The PM1 rule In the 2015 ACMG/AMP sequence variant interpretation guidelines, is related to missense variants located in a mutational hot spot and/or critical and well-established functional domain. These regions usually lack benign (B) non-truncating (missense, inframe indels) variants while enriched with pathogenic (P) non-truncating variants. While this functional data evidence type could be very helpful in the classification of difficult variants such as missense or inframe variants, there are current analytical challenges specific to hotspot regions, e.g., no existing hotspot region databases, or gold standard.

Franklin uses the Genoox AI Engine in order to detect such hotspot regions and apply the PM1 rule accordingly.

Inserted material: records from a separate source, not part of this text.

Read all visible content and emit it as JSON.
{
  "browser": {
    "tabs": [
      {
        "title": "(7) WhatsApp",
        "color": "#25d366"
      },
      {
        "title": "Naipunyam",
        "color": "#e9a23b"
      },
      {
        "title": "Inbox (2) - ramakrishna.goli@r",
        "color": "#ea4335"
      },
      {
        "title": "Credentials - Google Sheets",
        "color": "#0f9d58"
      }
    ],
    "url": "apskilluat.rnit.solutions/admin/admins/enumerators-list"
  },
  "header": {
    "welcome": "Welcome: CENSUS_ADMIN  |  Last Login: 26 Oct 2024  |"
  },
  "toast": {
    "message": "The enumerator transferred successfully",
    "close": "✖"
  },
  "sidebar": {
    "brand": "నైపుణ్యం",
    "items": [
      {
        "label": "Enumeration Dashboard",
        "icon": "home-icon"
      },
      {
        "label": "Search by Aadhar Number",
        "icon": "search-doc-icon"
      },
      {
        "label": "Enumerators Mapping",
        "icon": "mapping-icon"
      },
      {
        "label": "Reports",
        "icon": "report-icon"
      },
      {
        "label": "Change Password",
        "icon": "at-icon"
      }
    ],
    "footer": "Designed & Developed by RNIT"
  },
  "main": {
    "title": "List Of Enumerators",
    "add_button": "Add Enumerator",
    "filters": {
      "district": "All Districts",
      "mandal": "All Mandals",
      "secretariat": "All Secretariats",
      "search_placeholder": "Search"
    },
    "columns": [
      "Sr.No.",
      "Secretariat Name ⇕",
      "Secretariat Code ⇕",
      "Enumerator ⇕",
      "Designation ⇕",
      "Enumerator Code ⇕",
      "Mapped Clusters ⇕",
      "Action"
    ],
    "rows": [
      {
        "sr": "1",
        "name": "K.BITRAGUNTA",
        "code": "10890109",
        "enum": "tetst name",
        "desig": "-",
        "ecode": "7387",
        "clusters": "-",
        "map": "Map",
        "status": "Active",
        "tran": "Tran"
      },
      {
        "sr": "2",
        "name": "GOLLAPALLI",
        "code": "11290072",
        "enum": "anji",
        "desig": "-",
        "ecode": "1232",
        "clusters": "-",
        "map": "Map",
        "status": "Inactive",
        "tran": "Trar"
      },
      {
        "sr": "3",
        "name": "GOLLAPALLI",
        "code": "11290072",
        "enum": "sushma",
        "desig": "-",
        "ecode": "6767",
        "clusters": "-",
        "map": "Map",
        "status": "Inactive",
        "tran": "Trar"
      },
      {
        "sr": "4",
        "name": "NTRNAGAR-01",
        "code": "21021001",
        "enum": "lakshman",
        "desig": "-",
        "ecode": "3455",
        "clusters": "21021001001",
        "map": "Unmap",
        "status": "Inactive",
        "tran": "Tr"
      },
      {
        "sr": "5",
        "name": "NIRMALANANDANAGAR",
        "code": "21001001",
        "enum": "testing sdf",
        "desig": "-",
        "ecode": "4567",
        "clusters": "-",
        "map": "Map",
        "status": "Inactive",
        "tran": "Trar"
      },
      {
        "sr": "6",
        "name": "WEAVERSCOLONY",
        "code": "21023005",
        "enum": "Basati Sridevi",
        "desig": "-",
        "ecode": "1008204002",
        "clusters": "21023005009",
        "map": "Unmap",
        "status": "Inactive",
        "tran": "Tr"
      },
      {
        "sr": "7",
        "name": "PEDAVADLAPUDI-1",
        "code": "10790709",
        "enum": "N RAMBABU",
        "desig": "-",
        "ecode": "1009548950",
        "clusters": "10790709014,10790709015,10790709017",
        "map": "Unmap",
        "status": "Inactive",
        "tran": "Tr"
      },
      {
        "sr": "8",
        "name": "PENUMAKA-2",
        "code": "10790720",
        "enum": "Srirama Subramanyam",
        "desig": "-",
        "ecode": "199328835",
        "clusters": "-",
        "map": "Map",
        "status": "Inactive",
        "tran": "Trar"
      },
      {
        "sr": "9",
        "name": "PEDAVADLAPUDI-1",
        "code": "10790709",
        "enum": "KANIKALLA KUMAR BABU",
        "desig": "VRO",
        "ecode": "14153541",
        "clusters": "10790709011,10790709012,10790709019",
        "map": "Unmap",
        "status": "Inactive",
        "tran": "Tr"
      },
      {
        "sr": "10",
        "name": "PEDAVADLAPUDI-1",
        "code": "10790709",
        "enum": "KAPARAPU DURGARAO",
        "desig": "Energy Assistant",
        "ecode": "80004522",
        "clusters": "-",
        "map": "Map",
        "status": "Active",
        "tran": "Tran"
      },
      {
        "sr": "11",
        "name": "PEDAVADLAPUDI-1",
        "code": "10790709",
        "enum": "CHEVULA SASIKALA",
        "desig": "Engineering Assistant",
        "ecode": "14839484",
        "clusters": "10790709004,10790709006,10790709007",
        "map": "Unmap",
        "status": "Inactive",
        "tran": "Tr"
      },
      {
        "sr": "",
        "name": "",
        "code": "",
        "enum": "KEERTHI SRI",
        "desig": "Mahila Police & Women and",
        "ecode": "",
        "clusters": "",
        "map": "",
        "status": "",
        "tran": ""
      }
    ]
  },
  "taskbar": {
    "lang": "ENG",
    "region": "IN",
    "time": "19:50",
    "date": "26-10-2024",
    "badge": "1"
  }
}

For each exon or domain in a gene, a sliding window first extracts candidate regions between each pair of benign (B) variants in order for it to be clear of B variants. Candidate regions without pathogenic (P) variants within them are ignored. Within each candidate region, the AI model further detects the inner borders of P non-truncating variants contained within, and the number of P variants. Based on the density and number of P variants, the model evaluates each region for the presence of a hotspot and then assigns a weight to the PM1 rule as ‘supporting’(PP), ‘moderate’ (PM), or ‘strong’ (PS).

In the absence of a gold standard for hotspot regions, we benchmarked the Variant Classification Engine (VCE) ability to detect hotspot regions against the different gene/disease-specific expert panels’ (EP’s) recommendations for PM1 and their published curated variant datasets.

More details can be found in the poster “Using Artificial Intelligence for Detection of Hotspot Regions: ACMG/AMP PM1 Criterion” we presented in the 2019 ACMG conference.